E' del tutto evidente che fare
scouting comprandosi, letteralmente, il parlamentare è inaccettabile
sotto ogni punto di vista. Scilipoti, Razzi e quel bel tomo di De
Gregorio, con la sua tonda faccia “facciosa”, che ha pure
dichiarato che Berlusconi gli offerse tre milioni per "transitare" da IDV al PdL, non possono certo deporre a favore della libertà di
mandato.
Però per esempio nel caso della Binetti e di Ichino, assodato che non si fecero pagare, è del tutto evidente che
il PD per loro era il posto sbagliato. Quando fecero il
loro "salto", fecero anche chiarezza e sono sicuro che ne furono contenti sia chi condivideva le le loro convinzioni sia chi, come me, non vedeva l'ora che si
levassero di torno.
Tra l'altro Ichino, tornando in un PD nel
frattempo diventato un partito di centro con forti sbandate a destra,
ha dimostrato un certa perversa forma di coerenza. L'errore fu
della direzione del partito che li candidò e degli elettori i quali,
desiderosi di votare per quel partito, in regime di "nominati"
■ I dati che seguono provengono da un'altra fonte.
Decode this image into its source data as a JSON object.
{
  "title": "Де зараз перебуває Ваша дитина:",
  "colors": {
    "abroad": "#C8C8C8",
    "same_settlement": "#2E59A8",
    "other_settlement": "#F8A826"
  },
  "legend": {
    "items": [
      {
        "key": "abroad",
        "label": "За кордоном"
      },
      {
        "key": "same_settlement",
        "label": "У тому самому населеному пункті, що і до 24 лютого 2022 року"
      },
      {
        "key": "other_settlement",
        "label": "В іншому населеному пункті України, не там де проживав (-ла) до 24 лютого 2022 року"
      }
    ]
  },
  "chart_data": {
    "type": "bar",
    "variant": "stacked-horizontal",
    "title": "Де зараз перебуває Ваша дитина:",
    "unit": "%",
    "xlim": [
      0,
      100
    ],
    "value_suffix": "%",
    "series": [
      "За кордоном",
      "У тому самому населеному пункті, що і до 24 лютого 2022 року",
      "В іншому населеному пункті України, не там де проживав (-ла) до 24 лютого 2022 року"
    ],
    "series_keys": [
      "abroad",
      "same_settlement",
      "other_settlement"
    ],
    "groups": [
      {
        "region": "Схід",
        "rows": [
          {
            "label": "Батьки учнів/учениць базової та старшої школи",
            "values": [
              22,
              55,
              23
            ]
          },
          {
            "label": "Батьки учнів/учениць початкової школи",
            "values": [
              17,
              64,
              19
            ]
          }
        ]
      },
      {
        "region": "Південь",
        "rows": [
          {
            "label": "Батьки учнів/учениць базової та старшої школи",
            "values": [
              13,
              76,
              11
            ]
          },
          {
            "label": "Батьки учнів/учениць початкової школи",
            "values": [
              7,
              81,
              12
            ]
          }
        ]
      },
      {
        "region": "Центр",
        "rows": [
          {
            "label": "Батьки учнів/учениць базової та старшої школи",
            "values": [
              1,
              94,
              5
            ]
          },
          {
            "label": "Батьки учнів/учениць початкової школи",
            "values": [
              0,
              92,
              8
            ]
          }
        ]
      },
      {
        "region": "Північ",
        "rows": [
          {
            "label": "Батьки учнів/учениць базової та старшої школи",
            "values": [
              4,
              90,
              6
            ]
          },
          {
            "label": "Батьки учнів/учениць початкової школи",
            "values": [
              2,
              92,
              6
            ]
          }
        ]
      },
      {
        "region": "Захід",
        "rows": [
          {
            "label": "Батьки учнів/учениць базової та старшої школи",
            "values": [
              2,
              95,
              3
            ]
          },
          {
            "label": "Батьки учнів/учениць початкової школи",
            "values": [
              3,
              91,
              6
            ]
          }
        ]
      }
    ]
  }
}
si trovò a votarli di conseguenza, volendo in realtà votare per la
formazione politica.
Poi c'è la questione della rilevanza del fenomeno. Io non credo che la fuoriuscita di "cittadini parlamentari" da M5S, con la sua significativa consistenza, si possa ascrivere sempre e comunque a malafede, e se è così allora è il sistema di selezione dei candidati che è stato carente. Varrebbe la pena di chiedersi se così tante defezioni si debbano imputare alle scarse qualità morali del dissenziente piuttosto che alla evoluzione della linea politica rispetto al contingente. Domandarsi se attribuirle agli innominabili appetiti dei “traditori” o a una pessima gestione del dissenso e della dialettica politica interni. Piuttosto che stigmatizzare i transfughi forse bisognerebbe porsi qualche domanda, e magari fare anche un po' di autocritica.
D'altra parte abbiamo anche il problema contrario. Il PD, in ogni evidenza, non è più quello che pretende di essere. Dunque mi chiedo: i vari Civati, Cuperlo, Fassina e compagnia cantante, che ci fanno ancora lì?
Rimanendo nel partito, pur criticamente, ma con inesistenti probabilità di incidere sulle scelte politiche, non finiscono forse con l'avallare un percorso che non condividono e che, per di più, è incompatibile con le ragioni e gli intenti di chi a suo tempo li votò?
Il vincolo di mandato, in definitiva, rischia di essere la classica toppa peggiore del buco. E quando hai riempito le camere di obbedienti pigiatori di bottoni, che non si discostano di un millimetro da quello che dice il capo, o dalle indicazioni di una base elettorale costantemente in ritardo rispetto alla dinamica parlamentare, e comunque consultata nella misura del 2,2% del totale, che hai ottenuto? Tanto varrebbe allora mandare tutti a casa e costituire una sorta di direttorio (ancora 'sta parola) costituito dai segretari di partito.
Mettere
su un sistema dove su 100 voti il Segretario "A" ne avrebbe
25, perché il suo partito ha preso un quarto dei voti, il segretario
"B" ne avrebbe 12, pari alla sua percentuale di voti, e via
di seguito, fino ad attribuirli tutti.
Risparmieremmo
certamente un sacco di soldi, ma non sarebbe più democrazia. La
ricchezza di valutazioni nei riguardi di un determinato problema e la
rappresentanza delle istanze dei vari territori verrebbero a mancare
completamente.
Non è certo facile fare la cosa giusta, e lo è ancor meno in presenza di corruzione morale e mancanza di valori. E' quello il nostro più grande problema e, per come la vedo io, solo se ogni cittadino si mobilitasse prendendosi la responsabilità e il disturbo di non delegare più allora potremmo sperare in una rinascita.